American workers finally see a real bump in pay
Good news, workers: Your paycheck is getting bigger. In the third quarter, employees' weekly earnings rose 3.3 percent from a year ago, according to new federal labor data -- a hefty jump from 2.6 percent in the same period in 2017.
Also heartening is that wage growth is outpacing inflation, which rose 2.6 percent between July and October. The main reason wages are climbing is that U.S. unemployment is at its lowest level since 1969. A low jobless rate means a tight labor market is forcing employers to boost pay to attract workers.
Faster wage growth has been the key missing ingredient during the recovery that followed the housing crash. For years after the Great Recession, economists predicted that earnings were set to pick up. It didn't happen.
Theories abounded to explain why wages idled and even failed to keep pace with inflation: weakened unions, diminished employee productivity, a growing number of Americans exiting the labor force, automation.
That debate continues. After all, wages are growing, but they're not exactly going through the roof. Average hourly earnings grew at an annualized rate of 2.8 percent in September, still less than economists would like to see given the lowest jobless rate in decades.

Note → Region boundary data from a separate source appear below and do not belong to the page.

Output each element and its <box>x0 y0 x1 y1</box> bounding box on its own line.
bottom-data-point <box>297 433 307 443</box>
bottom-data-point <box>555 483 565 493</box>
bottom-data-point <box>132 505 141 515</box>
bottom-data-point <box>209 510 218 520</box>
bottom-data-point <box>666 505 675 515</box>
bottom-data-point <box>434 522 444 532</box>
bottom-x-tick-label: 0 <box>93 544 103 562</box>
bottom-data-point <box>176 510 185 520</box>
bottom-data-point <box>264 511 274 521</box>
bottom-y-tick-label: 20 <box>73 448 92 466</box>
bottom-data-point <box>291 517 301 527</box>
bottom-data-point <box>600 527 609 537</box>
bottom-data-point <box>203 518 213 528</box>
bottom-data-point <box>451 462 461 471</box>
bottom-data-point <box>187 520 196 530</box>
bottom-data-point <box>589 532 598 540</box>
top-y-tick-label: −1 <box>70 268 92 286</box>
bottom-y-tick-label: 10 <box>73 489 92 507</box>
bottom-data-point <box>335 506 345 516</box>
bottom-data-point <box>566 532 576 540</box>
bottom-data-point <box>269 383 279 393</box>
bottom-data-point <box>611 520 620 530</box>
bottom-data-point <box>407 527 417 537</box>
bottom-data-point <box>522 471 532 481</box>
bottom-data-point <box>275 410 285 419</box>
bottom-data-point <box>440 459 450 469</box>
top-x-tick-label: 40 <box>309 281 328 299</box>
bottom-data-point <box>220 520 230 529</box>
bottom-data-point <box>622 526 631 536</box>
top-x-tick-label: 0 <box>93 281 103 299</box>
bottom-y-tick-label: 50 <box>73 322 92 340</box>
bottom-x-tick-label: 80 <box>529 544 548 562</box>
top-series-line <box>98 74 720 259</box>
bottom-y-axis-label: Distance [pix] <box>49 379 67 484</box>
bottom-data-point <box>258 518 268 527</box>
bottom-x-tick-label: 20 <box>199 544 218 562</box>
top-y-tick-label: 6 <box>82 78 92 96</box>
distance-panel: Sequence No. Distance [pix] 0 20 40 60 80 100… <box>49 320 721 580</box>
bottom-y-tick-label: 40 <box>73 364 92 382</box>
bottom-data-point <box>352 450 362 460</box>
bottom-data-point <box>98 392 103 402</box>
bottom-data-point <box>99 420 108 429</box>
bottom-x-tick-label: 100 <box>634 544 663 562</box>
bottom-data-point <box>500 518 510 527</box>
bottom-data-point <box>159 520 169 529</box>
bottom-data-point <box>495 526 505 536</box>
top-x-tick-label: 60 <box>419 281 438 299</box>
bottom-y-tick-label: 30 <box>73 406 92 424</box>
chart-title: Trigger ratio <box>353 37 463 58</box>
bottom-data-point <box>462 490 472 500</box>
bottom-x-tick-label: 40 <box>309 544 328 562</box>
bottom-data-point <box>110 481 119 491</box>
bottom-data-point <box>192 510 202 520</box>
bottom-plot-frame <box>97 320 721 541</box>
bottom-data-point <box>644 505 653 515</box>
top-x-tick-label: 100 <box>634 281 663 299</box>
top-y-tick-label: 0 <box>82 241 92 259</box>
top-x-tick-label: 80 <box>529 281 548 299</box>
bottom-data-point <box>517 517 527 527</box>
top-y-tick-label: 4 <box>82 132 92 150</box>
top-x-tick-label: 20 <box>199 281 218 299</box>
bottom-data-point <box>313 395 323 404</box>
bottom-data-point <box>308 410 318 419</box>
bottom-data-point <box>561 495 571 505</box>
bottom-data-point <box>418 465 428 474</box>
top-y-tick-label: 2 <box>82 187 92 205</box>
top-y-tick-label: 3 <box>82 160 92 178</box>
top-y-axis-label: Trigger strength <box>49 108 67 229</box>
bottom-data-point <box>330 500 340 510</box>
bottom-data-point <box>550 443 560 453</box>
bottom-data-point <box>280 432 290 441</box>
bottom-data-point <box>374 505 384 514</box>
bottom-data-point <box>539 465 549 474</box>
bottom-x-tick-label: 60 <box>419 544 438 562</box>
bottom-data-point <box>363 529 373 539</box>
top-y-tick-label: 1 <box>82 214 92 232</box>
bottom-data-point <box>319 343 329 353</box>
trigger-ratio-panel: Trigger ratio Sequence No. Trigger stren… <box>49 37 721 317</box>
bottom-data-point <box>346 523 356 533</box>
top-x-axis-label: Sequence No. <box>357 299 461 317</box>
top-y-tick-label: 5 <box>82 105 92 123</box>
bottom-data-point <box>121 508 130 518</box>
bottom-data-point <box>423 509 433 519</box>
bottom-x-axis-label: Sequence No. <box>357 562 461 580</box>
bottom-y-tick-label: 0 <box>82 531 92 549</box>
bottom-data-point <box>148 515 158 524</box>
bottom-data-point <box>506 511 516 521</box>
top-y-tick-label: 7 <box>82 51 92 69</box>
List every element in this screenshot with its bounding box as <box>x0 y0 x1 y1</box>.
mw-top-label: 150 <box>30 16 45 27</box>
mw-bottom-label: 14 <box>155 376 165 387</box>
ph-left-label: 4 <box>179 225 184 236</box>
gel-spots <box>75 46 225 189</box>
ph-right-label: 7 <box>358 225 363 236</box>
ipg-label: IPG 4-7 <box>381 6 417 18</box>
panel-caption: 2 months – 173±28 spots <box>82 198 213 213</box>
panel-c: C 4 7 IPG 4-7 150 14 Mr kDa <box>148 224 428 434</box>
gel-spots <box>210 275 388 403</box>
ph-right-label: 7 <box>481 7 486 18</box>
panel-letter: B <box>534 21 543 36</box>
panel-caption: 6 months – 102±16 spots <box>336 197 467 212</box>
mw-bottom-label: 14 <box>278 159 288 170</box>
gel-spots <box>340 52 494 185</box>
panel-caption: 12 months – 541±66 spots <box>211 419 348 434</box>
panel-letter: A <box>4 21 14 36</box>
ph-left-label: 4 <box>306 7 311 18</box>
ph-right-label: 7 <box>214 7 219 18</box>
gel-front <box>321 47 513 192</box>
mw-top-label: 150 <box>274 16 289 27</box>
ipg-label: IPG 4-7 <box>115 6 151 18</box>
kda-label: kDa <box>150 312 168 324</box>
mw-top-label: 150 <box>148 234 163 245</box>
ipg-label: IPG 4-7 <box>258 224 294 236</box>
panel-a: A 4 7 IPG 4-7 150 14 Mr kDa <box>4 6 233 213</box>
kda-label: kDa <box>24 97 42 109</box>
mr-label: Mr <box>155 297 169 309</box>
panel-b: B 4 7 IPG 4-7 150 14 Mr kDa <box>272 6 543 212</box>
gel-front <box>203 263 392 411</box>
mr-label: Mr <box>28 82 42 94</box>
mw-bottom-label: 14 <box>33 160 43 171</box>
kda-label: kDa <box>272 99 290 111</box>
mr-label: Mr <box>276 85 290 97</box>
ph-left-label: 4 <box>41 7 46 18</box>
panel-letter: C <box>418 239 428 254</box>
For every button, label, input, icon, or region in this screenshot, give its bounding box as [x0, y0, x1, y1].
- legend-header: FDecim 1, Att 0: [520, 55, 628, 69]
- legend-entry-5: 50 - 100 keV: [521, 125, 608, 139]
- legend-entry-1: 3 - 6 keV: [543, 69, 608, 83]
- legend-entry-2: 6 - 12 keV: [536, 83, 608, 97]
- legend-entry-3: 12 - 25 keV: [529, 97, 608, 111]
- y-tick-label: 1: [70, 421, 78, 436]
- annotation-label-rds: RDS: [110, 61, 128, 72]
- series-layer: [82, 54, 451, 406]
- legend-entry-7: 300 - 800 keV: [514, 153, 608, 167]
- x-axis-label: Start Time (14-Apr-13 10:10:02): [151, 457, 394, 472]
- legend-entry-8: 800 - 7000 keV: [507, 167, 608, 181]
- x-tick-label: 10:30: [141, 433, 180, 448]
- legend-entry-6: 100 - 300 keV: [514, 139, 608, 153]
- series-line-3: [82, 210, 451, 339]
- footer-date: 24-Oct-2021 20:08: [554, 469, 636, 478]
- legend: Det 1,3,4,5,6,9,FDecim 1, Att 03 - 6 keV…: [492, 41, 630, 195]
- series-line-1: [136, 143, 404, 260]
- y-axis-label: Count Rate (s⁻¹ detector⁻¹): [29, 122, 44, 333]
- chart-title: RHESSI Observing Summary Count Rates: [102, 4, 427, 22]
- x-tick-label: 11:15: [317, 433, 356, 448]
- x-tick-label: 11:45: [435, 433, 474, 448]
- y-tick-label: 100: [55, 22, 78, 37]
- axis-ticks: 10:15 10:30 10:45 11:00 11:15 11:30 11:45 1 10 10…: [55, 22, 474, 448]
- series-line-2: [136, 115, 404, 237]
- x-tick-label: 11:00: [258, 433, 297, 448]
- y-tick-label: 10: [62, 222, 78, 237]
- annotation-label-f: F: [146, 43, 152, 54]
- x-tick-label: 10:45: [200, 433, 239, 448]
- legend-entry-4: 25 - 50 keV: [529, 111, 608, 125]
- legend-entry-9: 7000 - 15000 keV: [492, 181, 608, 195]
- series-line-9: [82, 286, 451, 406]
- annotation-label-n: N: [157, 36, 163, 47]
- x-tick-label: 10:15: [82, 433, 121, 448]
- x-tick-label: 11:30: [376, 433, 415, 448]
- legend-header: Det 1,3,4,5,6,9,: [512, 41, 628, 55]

But pay is moving in the right direction -- and it could get an even bigger lift if the job market continues to sizzle. The Federal Reserve expects unemployment, now at 3.7 percent, to fall to 3.5 percent next near. Looking further out, economists from Goldman Sachs think it could reach 3 percent in early 2020. That would be the lowest jobless rate since shortly after World War II, when the American economy was enjoying heady growth.
Meanwhile, some of America's biggest companies, including Amazon and Walmart, are finally bowing to public pressure to hike their minimum wage. Labor activists hope that will pressure other large employers to follow suit.
The big question: Will wages continue to swell or, as they have before during the anemic recovery, begin to flat-line? Although the economy is cooking now, Fed policymakers and independent economists forecast a decline in growth beginning in the final quarter of the year and into 2019.
Such a slowdown would likely cast a chill on the late, and long-awaited, thaw in worker pay.